仙台高等裁判所秋田支部 昭和34年(う)129号 判決 1960年4月06日
被告人 安田寅五郎
主文
本件控訴を棄却する。
理由
所論は原判示第一乃至第五の各事実について、「原判決はいわゆる共謀共同正犯なるものを認めて、本件各詐偽投票の実行々為を分担していない被告人に対し、原判示共同謀議又は共謀に加わつたことを以つて刑法第六十条を適用して共同正犯として処断したが、右法条は二人以上の者が犯罪を共同実行した場合を共同正犯としていること法文に照らし明らかであるから原判決は右法条の解釈適用を誤つた違法がある。又いわゆる共謀共同正犯を認める見解は、本来教唆犯にすぎない犯罪の実行に関与しない者を、共同正犯として之に刑法各本条所定の刑罰を科せんとするものであるから、共同正犯と他の共犯の態様である教唆犯、幇助犯との概念上の区別を不明確にし、結局近代刑法の大原則である罪刑法定主義に違反する」というのである。
原判決が被告人は菅生周助外三名と他人名義の投票所入場券で詐偽投票することを共同謀議し原判示第一乃至第五記載の如く他人名儀の投票所入場券を集めた上菅生周助、西村弓太郎或は西村一男外一〇乃至二〇数名の者をして同人等を孰れも投票所入場券に記載してある氏名者の如く詐称して当該係員より衆議院議員選挙の投票用紙の交付を受けしめて候補者の氏名を記載し投票せしめた各詐偽投票につき、被告人を共謀共同正犯者と認定し、刑法第六〇条を適用して処断したことは原判文により明らかであるが、右法条が所論のごとく犯罪の共同実行々為者のみを共同正犯とする法意であると解しなければならない法文上の根拠はなく、当裁判所も最高裁判所の判例の示す如く犯行の共謀が成立し、右共謀に基いて犯罪が実行された場合、実行々為を分担しなかつた共謀者も右法条により共同正犯の刑事責任を免れないと解するから原判決には所論のごとき法令適用、解釈の誤りはない。

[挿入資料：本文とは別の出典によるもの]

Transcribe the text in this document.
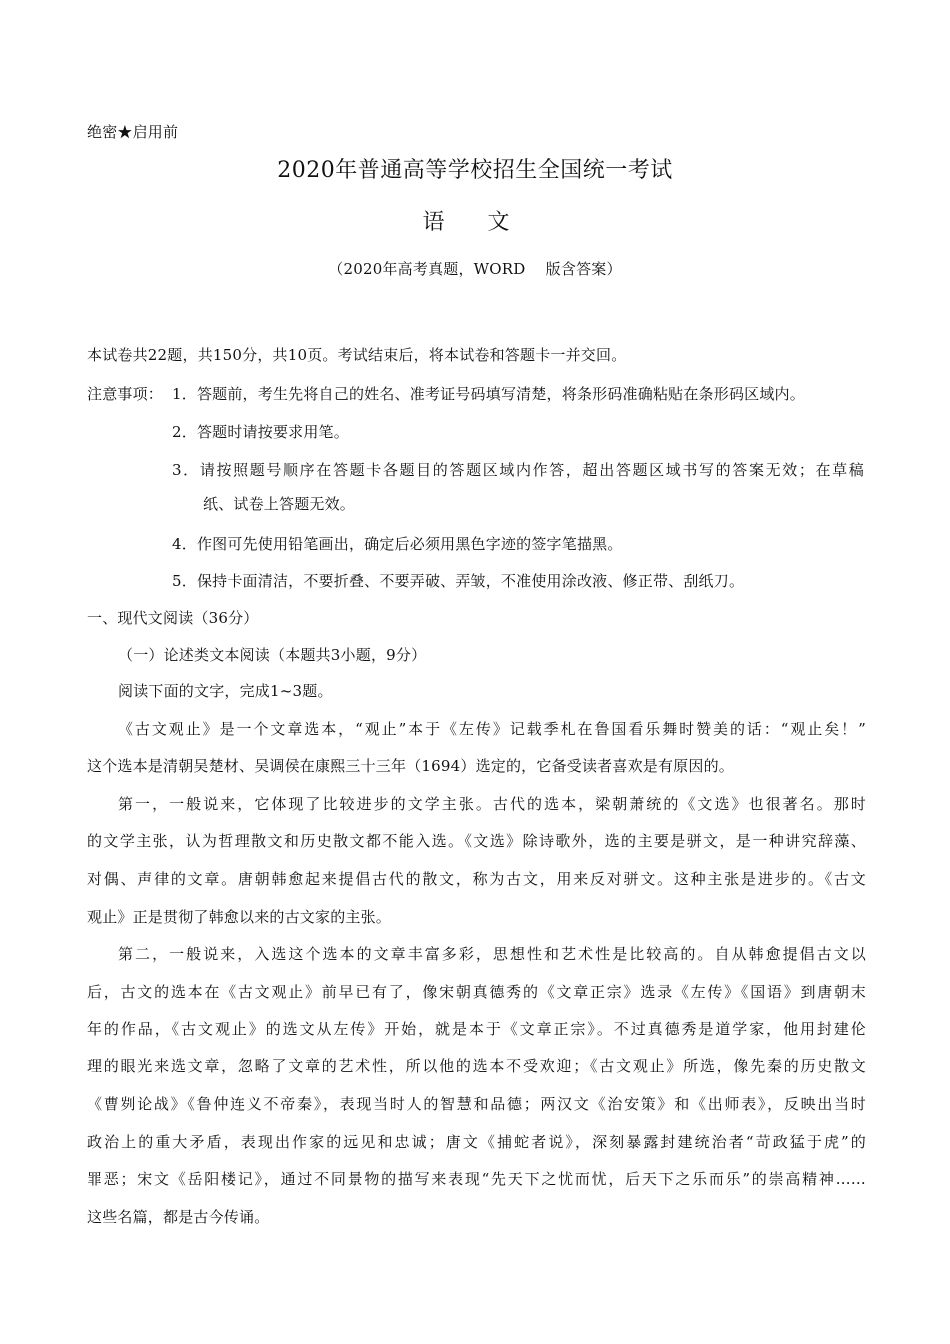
绝密★启用前
2020年普通高等学校招生全国统一考试
语 文
（2020年高考真题，WORD　 版含答案）
本试卷共22题，共150分，共10页。考试结束后，将本试卷和答题卡一并交回。
注意事项： 1．答题前，考生先将自己的姓名、准考证号码填写清楚，将条形码准确粘贴在条形码区域内。
2．答题时请按要求用笔。
3．请按照题号顺序在答题卡各题目的答题区域内作答，超出答题区域书写的答案无效；在草稿
纸、试卷上答题无效。
4．作图可先使用铅笔画出，确定后必须用黑色字迹的签字笔描黑。
5．保持卡面清洁，不要折叠、不要弄破、弄皱，不准使用涂改液、修正带、刮纸刀。
一、现代文阅读（36分）
（一）论述类文本阅读（本题共3小题，9分）
阅读下面的文字，完成1~3题。
《古文观止》是一个文章选本，“观止”本于《左传》记载季札在鲁国看乐舞时赞美的话：“观止矣！”
这个选本是清朝吴楚材、吴调侯在康熙三十三年（1694）选定的，它备受读者喜欢是有原因的。
第一，一般说来，它体现了比较进步的文学主张。古代的选本，梁朝萧统的《文选》也很著名。那时
的文学主张，认为哲理散文和历史散文都不能入选。《文选》除诗歌外，选的主要是骈文，是一种讲究辞藻、
对偶、声律的文章。唐朝韩愈起来提倡古代的散文，称为古文，用来反对骈文。这种主张是进步的。《古文
观止》正是贯彻了韩愈以来的古文家的主张。
第二，一般说来，入选这个选本的文章丰富多彩，思想性和艺术性是比较高的。自从韩愈提倡古文以
后，古文的选本在《古文观止》前早已有了，像宋朝真德秀的《文章正宗》选录《左传》《国语》到唐朝末
年的作品，《古文观止》的选文从左传》开始，就是本于《文章正宗》。不过真德秀是道学家，他用封建伦
理的眼光来选文章，忽略了文章的艺术性，所以他的选本不受欢迎；《古文观止》所选，像先秦的历史散文
《曹刿论战》《鲁仲连义不帝秦》，表现当时人的智慧和品德；两汉文《治安策》和《出师表》，反映出当时
政治上的重大矛盾，表现出作家的远见和忠诚；唐文《捕蛇者说》，深刻暴露封建统治者“苛政猛于虎”的
罪恶；宋文《岳阳楼记》，通过不同景物的描写来表现“先天下之忧而忧，后天下之乐而乐”的崇高精神……
这些名篇，都是古今传诵。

次に共謀共同正犯を認めることが所論のごとく罪刑法定主義に反するかどうか、特に犯罪の実行々為に加担しない共謀者に、如何なる場合に正犯又は教唆犯が成立するかの区別について按ずるに、斯る共謀者が共同正犯として処断される所以は、その犯罪の実行々為が、行為担当者と共謀者間の共同犯行の認識のもとに、換言すれば、共謀者は行為担当者の実行々為を通じて自己の犯罪意思を実現し、他方行為担当者は自己の実行々為により共謀者の犯罪意思をも実現する主観的な相互依存の関係(双方による心理的補充の関係)のもとに敢行されるところにあるのに対比し、教唆犯の場合は、教唆者が被教唆者の実行々為を通じて自己の犯罪意思を実現させる主観的な関係は恰も共謀共同正犯の場合と似てはいるが、被教唆者は教唆者の教唆により生ぜしめられた犯意に基いて、主観的には自己の目的と意思のもとにその犯罪を敢行(単独正犯)するもの(一方的な心理的補充の関係)であつて、したがつて、若し被教唆者が教唆を受けた結果、教唆者との間に前記のごとき共同犯行の認識が生じ、その認識のもとに犯罪が実行されたと認められる場合には、教唆者は共謀共同正犯たる刑事責任を免れないと解すべきである、されば共謀共同正犯と教唆犯とは右のごとき共同犯行の認識の有無の点で明確に区別さるべく、本件については被告人は後段説示の如く右の共謀共同正犯者と認められるのでこれを正犯として処罰することは洵に相当で毫も罪刑法定主義に反するものではないから所論は失当である。論旨は理由がない。